銀座、浅草、お台場…。いま、およそ観光客が行くであろう東京の街で、中国人観光客の姿を見かけないことはない。日本の独立行政法人国際観光振興機構(政府観光局、JNTO)の発表によると、中国人観光客数は前年同期比83.3%増と群を抜き、約240万9200人が日本を訪れている(昨年1〜12月累計)。まだまだ団体旅行が多くを占めているものの、数次ビザ発給要件が緩和されたことから、今後は個人旅行者の増加が見込まれるし、来たる2月18日からの春節(旧正月)休暇に、日本の冬を満喫する中国人の姿が各地で見られることは想像に難くない。

 一方、日本人観光客の中国への足取りは依然重い。昨年は前年比マイナス7.2%、4年連続の減少となった。この両極端の事実は、もはや中日関係が原因というひと言で片付けることはできないであろう。なぜ日本に行き、中国には来ないのか。その原因をさまざまな角度から探る。

自然体で、等身大の日本を満喫

 

「朝昼兼用で、回転寿司食べてきちゃった。お寿司なら何度食べても飽きないの」。日本食好きを自認するのは、南京からやってきた口腔外科医師の陳婷婷さん。友人の楊立新さんは韓国にも一緒に行った同僚の旅仲間である。旅慣れた2人は初めての日本にも、迷うことなく個人旅行を選んだ。足の向くまま気の向くまま。そんな旅がお気に入りという彼らと共に、東京で最もハイセンスな街と言われる代官山を歩いてみた。

 

横丁散歩が大好きな2人にとって、小道にしゃれたショップがたくさんある代官山は大のお気に入りとなった

 

個人旅行はプランも綿密に

「今回の旅のテーマは『温泉』。せっかくこの季節に来るんだから雪の北海道がいいなと思って、洞爺湖と登別に行ったの。雪を見ながらの温泉は最高だったわ」と陳さん。古い建物や横丁散策が好きだという物静かな楊さんも「自由な街歩きができないから、団体旅行は問題外」と言う。

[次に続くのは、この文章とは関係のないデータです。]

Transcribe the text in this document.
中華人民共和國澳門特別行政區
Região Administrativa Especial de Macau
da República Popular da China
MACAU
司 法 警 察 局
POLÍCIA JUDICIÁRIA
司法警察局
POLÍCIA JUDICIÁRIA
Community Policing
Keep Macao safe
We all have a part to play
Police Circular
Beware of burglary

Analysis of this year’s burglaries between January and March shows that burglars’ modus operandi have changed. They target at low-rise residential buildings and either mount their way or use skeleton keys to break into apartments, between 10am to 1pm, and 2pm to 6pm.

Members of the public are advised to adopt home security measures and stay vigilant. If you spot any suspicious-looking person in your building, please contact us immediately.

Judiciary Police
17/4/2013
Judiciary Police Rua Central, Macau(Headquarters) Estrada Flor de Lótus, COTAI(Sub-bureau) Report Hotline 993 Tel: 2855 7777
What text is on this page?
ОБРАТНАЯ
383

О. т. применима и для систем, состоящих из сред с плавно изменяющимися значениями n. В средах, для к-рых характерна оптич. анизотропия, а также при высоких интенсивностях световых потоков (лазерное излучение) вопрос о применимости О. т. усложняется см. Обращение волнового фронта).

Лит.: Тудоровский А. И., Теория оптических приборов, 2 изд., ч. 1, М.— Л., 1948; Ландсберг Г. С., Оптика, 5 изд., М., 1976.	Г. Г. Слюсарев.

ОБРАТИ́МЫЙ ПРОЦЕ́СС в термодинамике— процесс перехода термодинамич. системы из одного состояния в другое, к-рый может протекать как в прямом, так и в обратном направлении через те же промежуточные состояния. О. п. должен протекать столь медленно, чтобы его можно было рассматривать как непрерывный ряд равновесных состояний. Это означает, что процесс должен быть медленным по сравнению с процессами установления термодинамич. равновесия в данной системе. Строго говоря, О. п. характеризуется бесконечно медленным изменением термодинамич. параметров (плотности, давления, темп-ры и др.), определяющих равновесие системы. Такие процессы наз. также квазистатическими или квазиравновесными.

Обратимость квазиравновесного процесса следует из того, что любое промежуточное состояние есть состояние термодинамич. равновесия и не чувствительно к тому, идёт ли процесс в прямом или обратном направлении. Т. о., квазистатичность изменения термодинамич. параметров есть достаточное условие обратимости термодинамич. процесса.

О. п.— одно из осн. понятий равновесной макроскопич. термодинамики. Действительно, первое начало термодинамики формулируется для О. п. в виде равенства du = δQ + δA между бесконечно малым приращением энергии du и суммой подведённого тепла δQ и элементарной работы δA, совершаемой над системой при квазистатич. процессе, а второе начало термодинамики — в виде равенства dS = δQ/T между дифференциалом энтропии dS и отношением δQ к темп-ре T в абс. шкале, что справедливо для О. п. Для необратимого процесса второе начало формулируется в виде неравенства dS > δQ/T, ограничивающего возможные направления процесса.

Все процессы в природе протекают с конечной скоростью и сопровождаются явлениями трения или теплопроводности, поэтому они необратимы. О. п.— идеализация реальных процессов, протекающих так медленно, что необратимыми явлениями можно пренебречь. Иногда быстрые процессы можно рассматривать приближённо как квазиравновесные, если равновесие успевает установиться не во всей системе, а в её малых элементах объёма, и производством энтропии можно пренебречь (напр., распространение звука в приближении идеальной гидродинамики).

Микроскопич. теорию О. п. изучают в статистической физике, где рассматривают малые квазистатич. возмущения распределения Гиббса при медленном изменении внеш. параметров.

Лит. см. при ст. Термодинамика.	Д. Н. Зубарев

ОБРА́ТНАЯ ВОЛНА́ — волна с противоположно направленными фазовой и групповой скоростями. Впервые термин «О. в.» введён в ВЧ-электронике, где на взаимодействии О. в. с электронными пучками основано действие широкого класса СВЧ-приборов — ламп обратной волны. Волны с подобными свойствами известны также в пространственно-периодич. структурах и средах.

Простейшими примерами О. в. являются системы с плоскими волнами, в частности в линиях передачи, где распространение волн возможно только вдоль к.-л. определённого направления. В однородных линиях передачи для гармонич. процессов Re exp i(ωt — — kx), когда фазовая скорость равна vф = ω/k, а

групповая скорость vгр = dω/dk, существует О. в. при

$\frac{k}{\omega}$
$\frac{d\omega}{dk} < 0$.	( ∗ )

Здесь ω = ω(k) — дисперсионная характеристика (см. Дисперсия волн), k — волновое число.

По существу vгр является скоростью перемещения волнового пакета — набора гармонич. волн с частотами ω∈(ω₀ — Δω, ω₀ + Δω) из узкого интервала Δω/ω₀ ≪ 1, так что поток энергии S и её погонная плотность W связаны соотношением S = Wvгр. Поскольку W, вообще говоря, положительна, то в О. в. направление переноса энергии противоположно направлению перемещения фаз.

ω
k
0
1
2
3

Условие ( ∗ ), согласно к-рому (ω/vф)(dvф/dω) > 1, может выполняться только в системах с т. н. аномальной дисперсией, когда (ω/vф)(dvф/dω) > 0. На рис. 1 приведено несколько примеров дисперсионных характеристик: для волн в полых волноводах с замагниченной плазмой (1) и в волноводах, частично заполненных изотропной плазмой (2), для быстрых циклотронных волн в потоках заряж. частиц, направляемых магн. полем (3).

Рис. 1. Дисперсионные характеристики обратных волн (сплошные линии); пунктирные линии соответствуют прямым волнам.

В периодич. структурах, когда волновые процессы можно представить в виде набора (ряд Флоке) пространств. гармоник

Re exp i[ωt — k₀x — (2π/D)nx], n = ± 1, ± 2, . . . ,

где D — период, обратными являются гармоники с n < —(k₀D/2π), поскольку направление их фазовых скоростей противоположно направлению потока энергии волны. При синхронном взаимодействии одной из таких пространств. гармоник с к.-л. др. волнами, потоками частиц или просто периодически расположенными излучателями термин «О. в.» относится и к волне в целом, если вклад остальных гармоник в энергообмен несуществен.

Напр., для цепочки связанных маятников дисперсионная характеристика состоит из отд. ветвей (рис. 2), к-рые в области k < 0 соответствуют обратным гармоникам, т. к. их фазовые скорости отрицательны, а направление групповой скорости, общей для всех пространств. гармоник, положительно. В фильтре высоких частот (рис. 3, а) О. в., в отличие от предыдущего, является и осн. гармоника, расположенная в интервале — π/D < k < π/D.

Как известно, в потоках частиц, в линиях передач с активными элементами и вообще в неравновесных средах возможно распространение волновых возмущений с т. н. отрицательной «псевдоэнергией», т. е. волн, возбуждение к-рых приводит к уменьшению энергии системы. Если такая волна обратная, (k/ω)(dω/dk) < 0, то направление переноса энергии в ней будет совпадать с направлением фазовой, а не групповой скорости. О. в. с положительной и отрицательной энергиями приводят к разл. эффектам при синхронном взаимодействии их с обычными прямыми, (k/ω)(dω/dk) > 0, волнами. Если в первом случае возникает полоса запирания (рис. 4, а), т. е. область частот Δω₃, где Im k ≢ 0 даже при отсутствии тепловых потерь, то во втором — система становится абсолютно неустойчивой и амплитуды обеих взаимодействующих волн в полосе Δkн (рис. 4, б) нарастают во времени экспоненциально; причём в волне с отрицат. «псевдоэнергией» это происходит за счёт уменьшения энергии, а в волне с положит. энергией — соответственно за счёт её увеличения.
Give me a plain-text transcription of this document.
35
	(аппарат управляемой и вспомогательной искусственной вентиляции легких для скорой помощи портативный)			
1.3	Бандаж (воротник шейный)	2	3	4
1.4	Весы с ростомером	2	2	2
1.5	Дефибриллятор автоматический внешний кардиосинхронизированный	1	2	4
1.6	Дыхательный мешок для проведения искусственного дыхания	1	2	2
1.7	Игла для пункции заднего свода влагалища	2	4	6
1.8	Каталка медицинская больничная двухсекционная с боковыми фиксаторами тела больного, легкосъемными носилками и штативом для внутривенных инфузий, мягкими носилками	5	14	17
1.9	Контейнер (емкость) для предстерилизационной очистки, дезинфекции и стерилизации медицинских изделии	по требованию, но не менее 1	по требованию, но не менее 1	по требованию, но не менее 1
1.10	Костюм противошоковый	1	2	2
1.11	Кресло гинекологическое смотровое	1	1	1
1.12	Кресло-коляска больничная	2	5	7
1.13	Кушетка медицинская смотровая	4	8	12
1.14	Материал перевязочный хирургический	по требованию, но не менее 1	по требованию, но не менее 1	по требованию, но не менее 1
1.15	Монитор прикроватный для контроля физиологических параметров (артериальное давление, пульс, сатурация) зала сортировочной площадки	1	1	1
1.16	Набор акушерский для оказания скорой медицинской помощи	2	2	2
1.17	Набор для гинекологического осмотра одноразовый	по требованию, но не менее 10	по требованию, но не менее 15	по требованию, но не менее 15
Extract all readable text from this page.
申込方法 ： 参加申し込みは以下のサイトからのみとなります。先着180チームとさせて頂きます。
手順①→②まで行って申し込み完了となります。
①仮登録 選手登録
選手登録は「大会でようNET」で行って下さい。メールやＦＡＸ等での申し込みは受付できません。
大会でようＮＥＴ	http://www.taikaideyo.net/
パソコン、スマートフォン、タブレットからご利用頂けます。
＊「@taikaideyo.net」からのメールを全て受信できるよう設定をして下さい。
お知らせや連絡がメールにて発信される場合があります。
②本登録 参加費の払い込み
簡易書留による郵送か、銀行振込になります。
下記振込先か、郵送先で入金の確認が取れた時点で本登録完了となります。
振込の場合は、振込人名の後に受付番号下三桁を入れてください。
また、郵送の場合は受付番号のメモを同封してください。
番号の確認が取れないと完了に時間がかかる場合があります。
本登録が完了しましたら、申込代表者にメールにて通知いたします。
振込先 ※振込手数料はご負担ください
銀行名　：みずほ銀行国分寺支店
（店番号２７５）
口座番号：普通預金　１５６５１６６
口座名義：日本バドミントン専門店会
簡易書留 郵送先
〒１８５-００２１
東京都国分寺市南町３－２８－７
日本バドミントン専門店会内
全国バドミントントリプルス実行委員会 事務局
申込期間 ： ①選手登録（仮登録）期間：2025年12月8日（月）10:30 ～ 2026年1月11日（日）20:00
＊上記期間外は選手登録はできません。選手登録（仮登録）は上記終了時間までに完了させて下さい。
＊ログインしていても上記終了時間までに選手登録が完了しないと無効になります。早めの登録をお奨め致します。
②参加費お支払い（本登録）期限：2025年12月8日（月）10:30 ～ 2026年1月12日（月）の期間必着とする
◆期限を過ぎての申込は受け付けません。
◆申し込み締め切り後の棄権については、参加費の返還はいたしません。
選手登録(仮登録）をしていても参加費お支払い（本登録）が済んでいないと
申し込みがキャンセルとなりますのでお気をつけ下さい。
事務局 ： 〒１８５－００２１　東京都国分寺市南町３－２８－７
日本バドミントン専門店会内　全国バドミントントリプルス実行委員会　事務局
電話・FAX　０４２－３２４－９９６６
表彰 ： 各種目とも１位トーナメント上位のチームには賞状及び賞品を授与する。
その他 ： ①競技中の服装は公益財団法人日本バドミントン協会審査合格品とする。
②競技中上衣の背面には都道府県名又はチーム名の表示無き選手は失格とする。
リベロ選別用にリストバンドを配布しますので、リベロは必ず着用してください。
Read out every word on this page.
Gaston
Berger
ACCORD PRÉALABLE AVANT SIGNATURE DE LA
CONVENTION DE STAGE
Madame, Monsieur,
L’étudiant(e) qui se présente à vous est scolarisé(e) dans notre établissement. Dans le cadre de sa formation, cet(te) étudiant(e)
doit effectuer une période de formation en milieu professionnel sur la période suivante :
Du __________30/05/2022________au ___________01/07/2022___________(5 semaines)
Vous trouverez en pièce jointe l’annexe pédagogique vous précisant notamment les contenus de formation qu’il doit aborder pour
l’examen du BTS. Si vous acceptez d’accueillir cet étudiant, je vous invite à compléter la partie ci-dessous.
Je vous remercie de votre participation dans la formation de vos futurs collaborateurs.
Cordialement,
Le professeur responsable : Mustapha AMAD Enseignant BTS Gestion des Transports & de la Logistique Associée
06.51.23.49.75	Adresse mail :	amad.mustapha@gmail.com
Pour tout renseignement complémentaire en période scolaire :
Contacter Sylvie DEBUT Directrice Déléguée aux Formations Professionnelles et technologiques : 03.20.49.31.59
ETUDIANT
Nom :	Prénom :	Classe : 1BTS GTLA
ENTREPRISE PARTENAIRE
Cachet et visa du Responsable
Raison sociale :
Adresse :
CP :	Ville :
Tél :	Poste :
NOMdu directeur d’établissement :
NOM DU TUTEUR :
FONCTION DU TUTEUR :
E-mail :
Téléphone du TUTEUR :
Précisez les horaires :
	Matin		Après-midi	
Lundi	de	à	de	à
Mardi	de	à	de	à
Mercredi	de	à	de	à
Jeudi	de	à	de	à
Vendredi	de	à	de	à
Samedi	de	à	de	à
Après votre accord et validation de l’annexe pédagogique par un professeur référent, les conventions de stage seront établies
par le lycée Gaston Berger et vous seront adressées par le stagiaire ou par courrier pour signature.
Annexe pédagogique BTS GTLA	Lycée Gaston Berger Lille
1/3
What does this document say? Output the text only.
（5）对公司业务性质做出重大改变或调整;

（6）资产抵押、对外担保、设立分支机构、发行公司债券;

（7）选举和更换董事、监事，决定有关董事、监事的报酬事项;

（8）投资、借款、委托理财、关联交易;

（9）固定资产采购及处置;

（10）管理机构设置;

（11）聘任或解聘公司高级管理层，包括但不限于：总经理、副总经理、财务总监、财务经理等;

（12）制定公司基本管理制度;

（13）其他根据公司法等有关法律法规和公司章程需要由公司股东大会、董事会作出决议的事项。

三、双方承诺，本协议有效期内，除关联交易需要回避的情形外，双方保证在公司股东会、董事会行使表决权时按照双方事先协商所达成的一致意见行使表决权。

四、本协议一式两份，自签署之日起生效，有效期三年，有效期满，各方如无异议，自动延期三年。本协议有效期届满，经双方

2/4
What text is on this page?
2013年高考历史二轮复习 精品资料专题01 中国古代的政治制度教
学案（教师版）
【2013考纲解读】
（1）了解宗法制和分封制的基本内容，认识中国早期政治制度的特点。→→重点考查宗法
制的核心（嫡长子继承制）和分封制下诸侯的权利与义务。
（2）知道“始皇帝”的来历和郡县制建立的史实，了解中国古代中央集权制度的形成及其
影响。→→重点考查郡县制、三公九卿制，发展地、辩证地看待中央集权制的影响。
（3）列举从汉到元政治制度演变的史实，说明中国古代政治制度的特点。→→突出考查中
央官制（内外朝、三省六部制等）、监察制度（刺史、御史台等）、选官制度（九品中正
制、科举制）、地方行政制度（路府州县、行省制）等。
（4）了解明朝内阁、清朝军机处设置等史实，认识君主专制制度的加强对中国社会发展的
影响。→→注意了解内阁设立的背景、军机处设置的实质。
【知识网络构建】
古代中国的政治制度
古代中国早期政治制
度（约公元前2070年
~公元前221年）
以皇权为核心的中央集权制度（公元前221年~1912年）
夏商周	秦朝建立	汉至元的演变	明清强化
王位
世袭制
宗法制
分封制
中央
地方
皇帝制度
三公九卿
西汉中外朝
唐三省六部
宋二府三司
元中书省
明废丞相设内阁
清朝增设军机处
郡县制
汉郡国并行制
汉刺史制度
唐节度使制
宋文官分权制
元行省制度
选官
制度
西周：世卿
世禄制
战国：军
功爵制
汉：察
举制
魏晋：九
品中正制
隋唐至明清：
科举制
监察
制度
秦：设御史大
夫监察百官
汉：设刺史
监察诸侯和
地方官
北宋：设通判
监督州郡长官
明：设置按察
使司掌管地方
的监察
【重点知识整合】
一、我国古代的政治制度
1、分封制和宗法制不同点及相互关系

「食」も旅の大切なテーマ。いまや微博などのSNSが絵はがきのかわりである。スマホで撮影したら即時に中国の友人たちへ発信

どの国に行くにせよ、2人の旅のスタイルは決まっている。情報はネットや旅行本で仕入れ、ホテルなどの予約もネットで手配する。日本でもそれは変わらず、取材日の前日にもネット予約したはとバスを使い、御殿場のアウトレットで買い物をしたという。「買い物はまとめて一気に。そうしたらあとはゆっくりできるでしょ」

 

ガイドブックにない旅を求めて

休日の代官山は人でごった返しているが、2人は最もにぎわう蔦屋書店の界隈を避け、横丁散策に夢中だ。途中気になった店を見つけるとふらりと入り、気に入った服があれば流暢な英語で店員に試着を申し込む。決して片っ端から買いあさるわけではなく、陳さんがかわいさに思わず手にとったトイカメラを「もうたくさん持ってるじゃない」とたしなめる楊さん。旧朝倉家住宅では、初めて入る日本家屋の精緻さについて語り合い、庭園の紅葉に「都心でこんな自然が味わえるなんて!」と寒さを忘れて縁側にたたずむ。東京最先端のおしゃれな街である代官山と、古き良き日本を同時に受け入れる柔軟さには、時間に拘束されない自由な旅がよく似合う。  

コーヒー豆が買いたいという楊さんのリクエストで立ち寄った、小さな自家焙煎コーヒーの専門店では、中国のコーヒー好きの間で注目の高級豆、コピ・ルアク(中国語で猫屎咖啡)について、店主と話に花を咲かせていた。「ガイドブックにない代官山を見せてくれてありがとう。このまま帰っちゃうのももったいないから、もうちょっとぶらぶらしてくるね」。イルミネーションが灯り始めた代官山の街に、2人は足取りも軽く吸い込まれていった。